Just back from a magical three days full of all things children’s-booky at the biennial Congress of IBBY (the International Board on Books for Young People http://www.ibbyireland.com/store/c1/Featured_Products.html) in Athens.
Delegates from many of IBBY’s 76 member countries shared their love of children’s books that cross cultures, and a belief in the power of literature to light the way towards a kinder, gentler, more holdy-handy world. And if that sounds too Disney, there was plenty of exploration of darkness too: the wars, displacements, hunger, trafficking and other horrors that face so many children.

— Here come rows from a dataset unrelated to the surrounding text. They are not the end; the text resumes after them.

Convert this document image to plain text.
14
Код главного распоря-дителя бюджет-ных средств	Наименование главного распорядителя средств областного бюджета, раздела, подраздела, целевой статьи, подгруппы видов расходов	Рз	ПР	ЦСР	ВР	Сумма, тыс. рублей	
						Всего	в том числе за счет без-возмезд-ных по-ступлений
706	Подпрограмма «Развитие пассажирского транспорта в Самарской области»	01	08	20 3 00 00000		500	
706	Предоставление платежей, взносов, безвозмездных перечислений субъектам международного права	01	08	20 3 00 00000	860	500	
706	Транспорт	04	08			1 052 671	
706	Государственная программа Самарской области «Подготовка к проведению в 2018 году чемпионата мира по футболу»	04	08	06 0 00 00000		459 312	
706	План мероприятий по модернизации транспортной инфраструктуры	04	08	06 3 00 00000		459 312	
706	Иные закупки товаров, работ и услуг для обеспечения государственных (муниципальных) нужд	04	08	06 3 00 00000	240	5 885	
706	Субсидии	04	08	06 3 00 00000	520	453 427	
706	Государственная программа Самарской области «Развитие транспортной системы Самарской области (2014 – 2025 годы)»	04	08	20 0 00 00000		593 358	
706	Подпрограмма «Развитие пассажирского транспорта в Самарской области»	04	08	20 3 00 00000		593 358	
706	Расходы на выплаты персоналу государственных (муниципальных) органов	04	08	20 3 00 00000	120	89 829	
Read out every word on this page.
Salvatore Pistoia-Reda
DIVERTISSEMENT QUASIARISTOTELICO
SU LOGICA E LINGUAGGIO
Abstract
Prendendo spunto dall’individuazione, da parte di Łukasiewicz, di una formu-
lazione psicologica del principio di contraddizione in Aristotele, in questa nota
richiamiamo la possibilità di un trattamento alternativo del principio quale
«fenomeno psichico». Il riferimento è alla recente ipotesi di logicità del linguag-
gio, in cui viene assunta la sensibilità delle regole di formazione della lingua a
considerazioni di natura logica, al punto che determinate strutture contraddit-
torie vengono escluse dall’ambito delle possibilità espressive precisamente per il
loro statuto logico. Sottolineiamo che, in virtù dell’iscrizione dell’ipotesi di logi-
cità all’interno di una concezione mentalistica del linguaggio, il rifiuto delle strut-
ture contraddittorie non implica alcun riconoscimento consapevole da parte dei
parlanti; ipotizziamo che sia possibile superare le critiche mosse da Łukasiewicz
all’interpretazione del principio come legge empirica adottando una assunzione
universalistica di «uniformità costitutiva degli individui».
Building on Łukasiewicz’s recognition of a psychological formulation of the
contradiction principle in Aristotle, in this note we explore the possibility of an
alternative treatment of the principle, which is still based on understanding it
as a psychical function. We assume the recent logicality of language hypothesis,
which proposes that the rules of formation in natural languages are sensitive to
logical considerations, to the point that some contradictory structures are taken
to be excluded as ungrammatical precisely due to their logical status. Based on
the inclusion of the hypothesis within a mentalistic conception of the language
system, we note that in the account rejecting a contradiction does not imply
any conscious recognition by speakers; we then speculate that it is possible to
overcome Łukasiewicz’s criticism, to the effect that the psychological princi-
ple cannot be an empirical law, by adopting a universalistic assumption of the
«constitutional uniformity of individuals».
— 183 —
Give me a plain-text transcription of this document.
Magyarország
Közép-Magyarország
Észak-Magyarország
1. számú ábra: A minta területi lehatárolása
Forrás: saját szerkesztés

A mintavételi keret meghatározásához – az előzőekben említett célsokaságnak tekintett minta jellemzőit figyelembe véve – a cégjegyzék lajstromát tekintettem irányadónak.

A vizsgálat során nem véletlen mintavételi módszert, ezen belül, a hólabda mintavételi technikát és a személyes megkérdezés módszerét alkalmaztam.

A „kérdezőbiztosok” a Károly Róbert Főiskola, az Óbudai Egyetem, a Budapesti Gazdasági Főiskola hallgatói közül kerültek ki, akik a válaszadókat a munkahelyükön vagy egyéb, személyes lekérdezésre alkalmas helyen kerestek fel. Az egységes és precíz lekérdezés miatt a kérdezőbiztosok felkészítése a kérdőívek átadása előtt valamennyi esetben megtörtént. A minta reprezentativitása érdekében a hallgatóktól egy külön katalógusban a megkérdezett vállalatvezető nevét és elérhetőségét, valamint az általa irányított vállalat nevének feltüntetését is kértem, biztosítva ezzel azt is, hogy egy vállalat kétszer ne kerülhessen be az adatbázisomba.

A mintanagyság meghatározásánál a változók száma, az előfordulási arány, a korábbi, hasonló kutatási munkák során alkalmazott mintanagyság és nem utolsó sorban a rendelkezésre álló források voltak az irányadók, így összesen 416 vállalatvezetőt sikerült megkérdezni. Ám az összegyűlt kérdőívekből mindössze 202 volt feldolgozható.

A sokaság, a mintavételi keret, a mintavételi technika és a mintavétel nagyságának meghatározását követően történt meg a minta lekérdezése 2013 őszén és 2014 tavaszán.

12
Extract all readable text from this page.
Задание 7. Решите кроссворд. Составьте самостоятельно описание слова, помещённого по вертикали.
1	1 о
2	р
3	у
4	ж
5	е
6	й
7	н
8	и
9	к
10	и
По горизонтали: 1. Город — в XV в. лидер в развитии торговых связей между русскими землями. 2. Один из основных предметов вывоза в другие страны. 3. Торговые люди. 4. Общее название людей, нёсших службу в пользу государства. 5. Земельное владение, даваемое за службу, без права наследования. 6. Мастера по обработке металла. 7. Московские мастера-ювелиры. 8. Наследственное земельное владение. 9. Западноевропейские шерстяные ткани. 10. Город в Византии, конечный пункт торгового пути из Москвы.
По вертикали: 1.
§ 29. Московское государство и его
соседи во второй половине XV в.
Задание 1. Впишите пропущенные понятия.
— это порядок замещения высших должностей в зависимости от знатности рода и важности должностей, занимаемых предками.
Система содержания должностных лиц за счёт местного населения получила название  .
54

In her talk ‘Before they Give the Order’, author Deborah Ellis (The Breadwinner etc., deborahellis.com) spoke of books as prevention not cure. Children brought up on stories about very different lives and perspectives will grow into global citizens – politicians, lawyers, truck drivers, teachers, parents, business leaders and shopkeepers – with empathy, compassionate curiosity and the ability to connect with different cultures. This generation of peace-lovers, she said, will be equipped to resist and drown out the voice of anyone who ‘gives the order’ to shoot, abuse, ethnically cleanse and hate in so many other terribly human ways.
Gregory Maguire (author of Wicked etc. gregorymaguire.com) looked at ‘The Light Within the Story,’ describing fairy tales as beacons of ‘heroic generosity … small and intense like garlic’. They endure, he said, because they champion love, kindness, justice and mercy. (Of course they do a good line in sexism, ageism, ugly-ism etc. but those criticisms were for another time.)
While preaching and moralising stick in the throat of children’s books, I believe they do have a duty: to offer some kind of hope, whether a glimmer or a blaze, that gives the reader something to aspire to – literally, to ‘breathe on’. Something that lights another little step towards how the world should, and maybe even could be.